Gather Points to Compare and Contrast
Before you start writing, you need a clear list of points for comparing and contrasting. Use a graphic organizer to track the information. A simple column system is one option, making a column for each idea being compared and writing the traits for each idea in its column. The Venn diagram is another option. To create this organizer, draw two circles next to one another with an overlap of the circles in the middle. This shared area is where you'll write characteristics that are the same. The individual parts of each circle are where you write unique traits for each idea. Refer to the organizers as you write the essay.
Choose an Organizational Format
The two main organizational methods for comparing and contrasting are the block format and the point-by-point format. In the block method, you explain all of the characteristics of the first idea, then switch gears and explain the traits of the second idea. The block format works well if you plan to spend more time on one idea than the other.
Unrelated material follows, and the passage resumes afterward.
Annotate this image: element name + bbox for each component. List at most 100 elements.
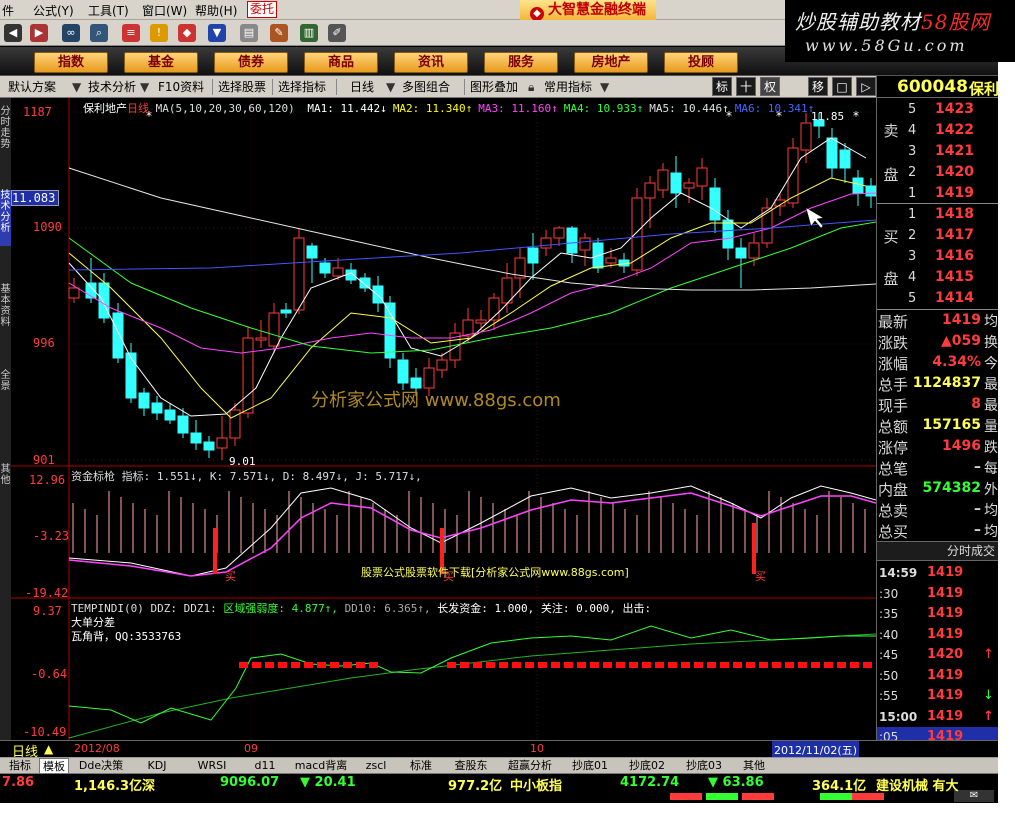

With the point-by-point format, you alternate back and forth between the ideas, focusing on one point of comparison at a time. When comparing two politicians, for example, you might first look at political party affiliations followed by political backgrounds, and then compare and contrast their positions on key issues. This method draws more attention to the differences between the two topics.
Introduce the Comparison
The introduction sets the stage for the comparison and contrast explained in the body. Your thesis statement introduces the ideas being compared. For example, you could write, "Phonics and whole language methods both teach reading skills, but each method approaches language acquisition from a distinct perspective that influences teaching methodology." The introduction also gives you a chance to reveal your stance. If you're comparing two breeds of dogs, for instance, you might indicate that one breed is better as a family pet because of its characteristics.
Write the Body and Conclusion
Once you've introduced the subject, lay out your specific points using either the block or point-by-point method. Both methods flow better when you transition smoothly from one section to the next. Examples of phrases that emphasize comparisons and help transition include "on the contrary," "conversely," "compared to" and "similarly." Develop each paragraph around a topic sentence that outlines the points presented in that paragraph. All of these topic sentences and points of comparison should fit under the thesis you established in the introduction. State each point in specific terms rather than generic observations. Instead of saying one gym has a better atmosphere than another, for example, you might explain how the better gym offers clean facilities with a wide range of equipment that is arranged to allow ample space and flow of traffic. Conclude the essay with a recap of the thesis statement and reasons the reader should care.